In the traditional curation model editors decide for their readers which content is valuable enough to make it into a publication, the editors’ conference decides about location and size of content. As a consequence a content’s value is based on the collective perception of a group of interdependent individuals influenced by experience, power, money, influence, relationships etc..
This model is broken:
The people formerly known as the audience are those who were on the receiving end of a media system that ran one way, in a broadcasting pattern, with high entry fees and a few firms competing to speak very loudly while the rest of the population listened in isolation from one another— and who today are not in a situation like that at all.
(Jay Rosen: The people formerly known as the audience)
So if it’s not the editors valuating content for the audience anymore it has to be the audience itself: the individual reader.
A not so new way to let the reader describe what constitutes valuable content to him is by letting him define categories he is interested in. Publications commonly use theme-oriented RSS feeds (see NYT here) to narrow the content stream. Tools like Google Alert use keywords, social media like Twitter uses crowdsourcing. While they aggregate and filter the increasing content stream they cannot curate based on an individual reader’s relevance criteria.
Curation requires associating either an absolute value (a score) or at least a relative value (a rank) to a piece of content. A score can be based on a combination of several dimensions:
For breaking news the older a content the less relevant it is while for scientific or legal content the publication date of the content might not influence relevance at all.
Hyperlocal news are more relevant the closer they are to a reader’s location or a location he has expressed interest in.
For technical content a fit into a category might determine relevance. Naval transportation is relevant to those interested in off-shore wind energy but certainly much less to those looking into on-shore wind energy.
The number of times an entity (person, organization, company, thing) is mentioned in an article can influence the score.
How closely a content sharing person is related to a reader in social media plays a role (go here for a good description of Facebook’s EdgeRank) as well as how many times a piece of content has been liked/read/watched/tweeted/retweeted.
The correlation between two contents or their metadata can be used for scoring. For the first one the semantic profile similarity of two contents needs to be measured resulting in a content similarity score. For the latter one matching of metadata elements (author, source, topic, tags etc.) is measured.
A reader’s profile can be defined in specific terms (age, gender, profession…). Matching of terms can be used as a base for ranking. More complex is using the reader’s behavior to determine his relevance criteria and match content against these.
The more dimensions are taken into consideration the more complex the scoring mechanism becomes. For instance if the impact of location proximity is increased a dilution on lets say the social graph impact will be the consequence. In other words: local content is moved up the list, social media content is moved down the list. The more parameters determine the score the better the reader’s relevance criteria can be met, but the more complex the behavior of the curation algorithm becomes.
There are two ways to manage this dilemma:
- Based on an in-depth understanding of his target group, their expectations, decision criteria and interaction a curator adjusts the scoring parameters to deliver the optimal result for his readers.

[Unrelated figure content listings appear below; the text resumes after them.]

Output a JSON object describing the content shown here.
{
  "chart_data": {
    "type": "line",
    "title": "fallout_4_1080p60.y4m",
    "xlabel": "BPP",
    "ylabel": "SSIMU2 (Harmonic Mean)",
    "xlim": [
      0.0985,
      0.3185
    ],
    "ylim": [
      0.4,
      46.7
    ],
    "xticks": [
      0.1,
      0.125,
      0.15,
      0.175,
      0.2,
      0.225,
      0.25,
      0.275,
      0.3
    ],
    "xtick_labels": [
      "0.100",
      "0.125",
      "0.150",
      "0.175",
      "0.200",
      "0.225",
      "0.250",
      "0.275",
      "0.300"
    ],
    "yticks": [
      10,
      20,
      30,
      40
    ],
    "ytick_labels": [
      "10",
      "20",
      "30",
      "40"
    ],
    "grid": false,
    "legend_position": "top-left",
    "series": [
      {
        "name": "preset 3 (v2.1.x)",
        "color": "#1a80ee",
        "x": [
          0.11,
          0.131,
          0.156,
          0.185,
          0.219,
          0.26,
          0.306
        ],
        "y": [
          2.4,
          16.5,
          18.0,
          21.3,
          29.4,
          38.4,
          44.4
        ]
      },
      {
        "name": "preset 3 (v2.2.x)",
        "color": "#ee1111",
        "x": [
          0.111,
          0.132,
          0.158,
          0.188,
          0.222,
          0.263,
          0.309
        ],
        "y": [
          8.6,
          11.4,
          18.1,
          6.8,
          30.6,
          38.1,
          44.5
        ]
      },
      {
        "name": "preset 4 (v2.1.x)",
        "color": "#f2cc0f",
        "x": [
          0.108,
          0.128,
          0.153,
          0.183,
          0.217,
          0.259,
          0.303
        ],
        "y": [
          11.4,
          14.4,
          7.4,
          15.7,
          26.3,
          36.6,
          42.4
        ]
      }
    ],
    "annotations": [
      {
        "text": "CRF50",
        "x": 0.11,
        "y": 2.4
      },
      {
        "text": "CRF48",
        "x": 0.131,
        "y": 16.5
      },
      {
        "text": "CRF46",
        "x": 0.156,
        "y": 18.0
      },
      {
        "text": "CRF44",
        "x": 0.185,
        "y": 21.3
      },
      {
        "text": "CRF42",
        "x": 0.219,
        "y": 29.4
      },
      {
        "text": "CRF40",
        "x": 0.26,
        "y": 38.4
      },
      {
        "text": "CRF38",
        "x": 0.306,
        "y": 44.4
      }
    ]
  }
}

This puts him into a position similar to the guys in charge of Google’s PageRank or Facebook’s EdgeRank. With all the consequences.
- The individual reader himself is offered the chance to adjust the scoring parameters in order to optimize his personal relevance scoring. So he becomes the master of his own filter bubble.
For sizable target groups with homogeneous interests (sport, entertainment, lifestyle…) the first approach is suitable while for knowledge workers with a very narrow and very deep relevance definition (physicians, researchers, analysts, scientists…) the second approach might be preferable.